I loved that she had that group of men backing her up, men who would do anything for her. As portrayed, but also in real life, she had a lot of effective power over so many people who would do anything for her. Why do you think she had that effect?
ER: I think Angelyne is a little bit of a mystery and a little bit of an enigma, and I think there’s something really sexy about a mystery. There’s something very kind and soft and magical and whimsical about her, and then I think there’s a real kind of power-feminist-renegade in there, too. Both of those things can exist simultaneously.
I mean, these are human relationships that she had, and some of which we imagine that she had… our version of Angelyne is… this show is obviously not a biopic, right? It’s trying to capture her essence with playful and creative storytelling, leaning into this kind of kaleidoscopic narrative of all these different people that tell stories about her and the stories that she tells about herself, so I was kind of really drawn to her as I think so many people are.

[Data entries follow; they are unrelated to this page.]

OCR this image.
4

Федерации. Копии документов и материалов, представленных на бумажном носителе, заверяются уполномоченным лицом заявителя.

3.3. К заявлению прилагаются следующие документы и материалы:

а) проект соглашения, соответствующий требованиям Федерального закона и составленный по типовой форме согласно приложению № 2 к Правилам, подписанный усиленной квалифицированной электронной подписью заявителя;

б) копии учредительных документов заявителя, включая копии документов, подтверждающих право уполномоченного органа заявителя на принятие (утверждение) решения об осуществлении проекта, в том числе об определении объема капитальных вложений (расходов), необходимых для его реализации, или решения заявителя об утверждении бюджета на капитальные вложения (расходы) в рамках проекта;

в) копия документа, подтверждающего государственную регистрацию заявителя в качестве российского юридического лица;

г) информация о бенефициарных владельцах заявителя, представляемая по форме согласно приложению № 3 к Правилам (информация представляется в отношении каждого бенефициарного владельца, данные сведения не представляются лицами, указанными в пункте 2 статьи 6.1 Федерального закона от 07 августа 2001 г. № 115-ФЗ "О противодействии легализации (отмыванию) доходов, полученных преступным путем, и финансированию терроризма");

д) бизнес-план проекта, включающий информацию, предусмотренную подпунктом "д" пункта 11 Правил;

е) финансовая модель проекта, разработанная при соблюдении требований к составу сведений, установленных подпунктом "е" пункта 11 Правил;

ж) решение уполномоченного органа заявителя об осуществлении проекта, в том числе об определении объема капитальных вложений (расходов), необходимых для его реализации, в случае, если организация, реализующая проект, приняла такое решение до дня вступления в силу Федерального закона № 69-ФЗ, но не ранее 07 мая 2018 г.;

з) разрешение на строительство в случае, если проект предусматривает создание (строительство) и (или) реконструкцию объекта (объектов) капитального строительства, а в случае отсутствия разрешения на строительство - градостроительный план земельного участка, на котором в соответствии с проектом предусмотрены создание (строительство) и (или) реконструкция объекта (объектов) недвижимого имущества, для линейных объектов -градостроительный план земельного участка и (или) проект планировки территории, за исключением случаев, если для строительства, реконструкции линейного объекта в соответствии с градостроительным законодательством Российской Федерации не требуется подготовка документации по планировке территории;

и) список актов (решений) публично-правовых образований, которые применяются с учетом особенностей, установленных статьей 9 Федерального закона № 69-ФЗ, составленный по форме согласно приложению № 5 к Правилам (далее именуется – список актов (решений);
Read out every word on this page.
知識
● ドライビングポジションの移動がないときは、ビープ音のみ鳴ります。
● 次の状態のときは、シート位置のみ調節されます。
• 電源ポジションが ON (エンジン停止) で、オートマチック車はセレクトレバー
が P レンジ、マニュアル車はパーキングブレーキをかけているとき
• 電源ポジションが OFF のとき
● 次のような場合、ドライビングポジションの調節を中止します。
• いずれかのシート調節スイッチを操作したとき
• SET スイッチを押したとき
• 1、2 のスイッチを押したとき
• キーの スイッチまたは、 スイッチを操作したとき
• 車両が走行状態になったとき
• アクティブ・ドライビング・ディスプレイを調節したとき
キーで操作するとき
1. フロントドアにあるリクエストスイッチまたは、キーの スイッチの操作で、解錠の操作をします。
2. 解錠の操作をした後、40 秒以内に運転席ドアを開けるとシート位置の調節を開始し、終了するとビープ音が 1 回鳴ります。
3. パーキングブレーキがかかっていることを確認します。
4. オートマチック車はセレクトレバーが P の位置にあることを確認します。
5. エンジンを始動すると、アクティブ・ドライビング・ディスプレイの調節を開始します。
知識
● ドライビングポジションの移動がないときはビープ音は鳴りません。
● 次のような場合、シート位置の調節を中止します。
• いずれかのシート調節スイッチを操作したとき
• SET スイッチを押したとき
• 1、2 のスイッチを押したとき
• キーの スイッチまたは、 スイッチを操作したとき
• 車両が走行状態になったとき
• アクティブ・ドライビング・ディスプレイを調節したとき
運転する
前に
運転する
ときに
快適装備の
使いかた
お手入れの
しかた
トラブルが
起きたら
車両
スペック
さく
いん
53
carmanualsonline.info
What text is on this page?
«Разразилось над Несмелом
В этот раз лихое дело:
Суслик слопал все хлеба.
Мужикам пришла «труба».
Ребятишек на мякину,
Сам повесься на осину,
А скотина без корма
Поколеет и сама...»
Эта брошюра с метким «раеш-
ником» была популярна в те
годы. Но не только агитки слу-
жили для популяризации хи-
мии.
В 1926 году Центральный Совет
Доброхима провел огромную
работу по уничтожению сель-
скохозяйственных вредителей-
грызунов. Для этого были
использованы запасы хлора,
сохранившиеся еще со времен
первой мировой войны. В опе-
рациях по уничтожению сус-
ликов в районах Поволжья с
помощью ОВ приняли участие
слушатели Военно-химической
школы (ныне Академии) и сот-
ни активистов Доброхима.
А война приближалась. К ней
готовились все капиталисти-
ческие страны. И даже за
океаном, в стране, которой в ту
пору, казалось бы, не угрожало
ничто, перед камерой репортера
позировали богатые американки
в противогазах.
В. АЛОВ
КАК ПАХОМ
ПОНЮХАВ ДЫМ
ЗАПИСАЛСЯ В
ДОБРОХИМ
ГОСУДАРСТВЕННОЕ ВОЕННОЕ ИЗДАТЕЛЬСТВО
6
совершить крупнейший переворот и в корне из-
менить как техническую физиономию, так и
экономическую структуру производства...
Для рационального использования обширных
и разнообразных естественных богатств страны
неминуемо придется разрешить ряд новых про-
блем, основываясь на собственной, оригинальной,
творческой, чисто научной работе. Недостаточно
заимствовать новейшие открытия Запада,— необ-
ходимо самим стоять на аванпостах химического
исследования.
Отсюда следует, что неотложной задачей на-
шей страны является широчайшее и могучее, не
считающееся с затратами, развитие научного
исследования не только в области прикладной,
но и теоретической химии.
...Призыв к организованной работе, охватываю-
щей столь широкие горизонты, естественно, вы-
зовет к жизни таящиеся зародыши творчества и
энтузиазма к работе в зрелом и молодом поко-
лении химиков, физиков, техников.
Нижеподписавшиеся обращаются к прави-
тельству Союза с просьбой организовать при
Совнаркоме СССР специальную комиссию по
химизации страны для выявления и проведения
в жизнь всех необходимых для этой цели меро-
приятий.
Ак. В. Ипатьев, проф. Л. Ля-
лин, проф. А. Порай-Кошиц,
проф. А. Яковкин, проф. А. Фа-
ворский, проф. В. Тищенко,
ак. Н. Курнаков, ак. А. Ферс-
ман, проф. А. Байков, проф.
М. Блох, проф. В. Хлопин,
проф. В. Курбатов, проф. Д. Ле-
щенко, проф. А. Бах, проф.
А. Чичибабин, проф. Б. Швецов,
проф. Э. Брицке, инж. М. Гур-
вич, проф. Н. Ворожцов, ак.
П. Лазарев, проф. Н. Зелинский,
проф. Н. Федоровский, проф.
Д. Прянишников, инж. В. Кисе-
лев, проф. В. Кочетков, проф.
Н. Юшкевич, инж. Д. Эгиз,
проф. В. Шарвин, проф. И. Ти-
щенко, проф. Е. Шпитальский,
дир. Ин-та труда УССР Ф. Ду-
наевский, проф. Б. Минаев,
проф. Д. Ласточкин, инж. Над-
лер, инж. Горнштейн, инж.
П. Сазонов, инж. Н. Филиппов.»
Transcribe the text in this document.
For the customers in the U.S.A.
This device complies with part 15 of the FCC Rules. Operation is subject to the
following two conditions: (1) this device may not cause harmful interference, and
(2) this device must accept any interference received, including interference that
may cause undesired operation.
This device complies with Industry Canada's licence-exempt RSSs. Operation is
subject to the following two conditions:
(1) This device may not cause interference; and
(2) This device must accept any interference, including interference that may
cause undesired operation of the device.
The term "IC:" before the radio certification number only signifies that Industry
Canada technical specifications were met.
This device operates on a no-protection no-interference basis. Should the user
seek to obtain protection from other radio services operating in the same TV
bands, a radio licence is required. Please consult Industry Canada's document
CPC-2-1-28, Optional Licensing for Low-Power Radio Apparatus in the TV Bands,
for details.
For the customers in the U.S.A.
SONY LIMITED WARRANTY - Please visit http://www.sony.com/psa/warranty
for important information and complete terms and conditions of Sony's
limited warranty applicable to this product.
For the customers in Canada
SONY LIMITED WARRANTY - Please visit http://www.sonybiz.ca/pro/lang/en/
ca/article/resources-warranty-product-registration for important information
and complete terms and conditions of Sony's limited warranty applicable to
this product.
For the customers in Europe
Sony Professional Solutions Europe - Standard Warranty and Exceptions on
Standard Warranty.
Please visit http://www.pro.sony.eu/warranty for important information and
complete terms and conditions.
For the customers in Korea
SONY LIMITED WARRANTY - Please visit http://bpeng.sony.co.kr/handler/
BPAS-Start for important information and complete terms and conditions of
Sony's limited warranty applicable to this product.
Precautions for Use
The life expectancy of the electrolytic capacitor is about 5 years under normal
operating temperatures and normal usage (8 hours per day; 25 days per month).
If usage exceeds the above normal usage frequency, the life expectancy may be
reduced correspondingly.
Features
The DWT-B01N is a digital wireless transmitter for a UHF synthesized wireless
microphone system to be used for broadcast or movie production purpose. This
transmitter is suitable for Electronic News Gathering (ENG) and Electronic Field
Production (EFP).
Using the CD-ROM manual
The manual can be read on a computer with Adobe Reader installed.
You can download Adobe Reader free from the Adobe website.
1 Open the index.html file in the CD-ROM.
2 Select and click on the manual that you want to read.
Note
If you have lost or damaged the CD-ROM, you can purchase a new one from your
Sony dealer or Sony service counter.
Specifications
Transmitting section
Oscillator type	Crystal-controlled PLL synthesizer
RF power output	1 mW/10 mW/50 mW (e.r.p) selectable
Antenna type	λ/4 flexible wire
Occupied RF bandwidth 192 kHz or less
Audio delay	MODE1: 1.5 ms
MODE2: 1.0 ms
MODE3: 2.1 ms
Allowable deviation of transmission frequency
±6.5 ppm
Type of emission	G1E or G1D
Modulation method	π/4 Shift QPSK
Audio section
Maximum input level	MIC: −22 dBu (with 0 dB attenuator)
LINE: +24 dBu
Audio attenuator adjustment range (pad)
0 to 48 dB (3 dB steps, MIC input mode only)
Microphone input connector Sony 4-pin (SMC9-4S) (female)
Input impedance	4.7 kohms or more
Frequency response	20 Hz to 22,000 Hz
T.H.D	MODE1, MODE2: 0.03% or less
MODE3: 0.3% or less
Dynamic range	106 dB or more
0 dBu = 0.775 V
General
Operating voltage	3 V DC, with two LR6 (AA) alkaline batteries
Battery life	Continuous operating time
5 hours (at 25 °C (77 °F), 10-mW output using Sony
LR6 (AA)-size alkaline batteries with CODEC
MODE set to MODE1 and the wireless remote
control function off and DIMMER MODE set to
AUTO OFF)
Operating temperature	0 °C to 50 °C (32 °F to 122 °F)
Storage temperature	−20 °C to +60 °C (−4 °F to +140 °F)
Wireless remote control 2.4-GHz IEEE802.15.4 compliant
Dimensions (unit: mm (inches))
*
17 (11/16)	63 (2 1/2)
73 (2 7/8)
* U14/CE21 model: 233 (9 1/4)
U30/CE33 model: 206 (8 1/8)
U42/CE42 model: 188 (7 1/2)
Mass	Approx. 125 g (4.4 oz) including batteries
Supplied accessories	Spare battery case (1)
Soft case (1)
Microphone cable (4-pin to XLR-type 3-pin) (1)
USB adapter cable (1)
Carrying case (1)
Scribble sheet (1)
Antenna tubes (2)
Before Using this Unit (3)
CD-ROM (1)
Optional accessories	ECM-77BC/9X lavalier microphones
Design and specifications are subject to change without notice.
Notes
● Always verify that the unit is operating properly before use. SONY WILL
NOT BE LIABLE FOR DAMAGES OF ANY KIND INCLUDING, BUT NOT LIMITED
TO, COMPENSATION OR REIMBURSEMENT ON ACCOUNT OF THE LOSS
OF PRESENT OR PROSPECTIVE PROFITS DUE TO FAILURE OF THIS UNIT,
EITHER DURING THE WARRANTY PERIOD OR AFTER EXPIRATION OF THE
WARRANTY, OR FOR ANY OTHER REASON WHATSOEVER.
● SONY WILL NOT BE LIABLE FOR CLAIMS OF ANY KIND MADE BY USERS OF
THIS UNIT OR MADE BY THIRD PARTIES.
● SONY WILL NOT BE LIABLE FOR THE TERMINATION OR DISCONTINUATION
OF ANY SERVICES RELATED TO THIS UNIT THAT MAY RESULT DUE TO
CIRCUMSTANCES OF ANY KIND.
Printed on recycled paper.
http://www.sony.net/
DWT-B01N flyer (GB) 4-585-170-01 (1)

I can definitely see that. I’m also fascinated by the scene where she’s in a legal proceeding with Max, and they start to read ‘the truth’ about her. There’s this building, subtle rage there as these things she’s trying to leave behind are being publicly stated as facts about her. I thought it was very powerful.
ER: I think that, when presented with these things about herself, that feels quite tender when stated so baldly, to her. She has a lot of feelings about that, about the ownership of that story. She had a lot of challenges to commit to this larger-than-life kind of fairy-tale storytelling that she finds [in order] to be freed from some of those more painful memories.
That’s why I love that, in the end of the scene, she takes the power back and makes them all disappear and, in fact for a moment, can have control, because I think she really is in control of every room that she walks into. Even if she is kind of thrown off of that power for a moment, she finds a way out of it. Her fierce commitment to the positive, and to her own version of the truth, is, I think, really, really unique.
You can catch Angelyne on Peacock May 19, 2022.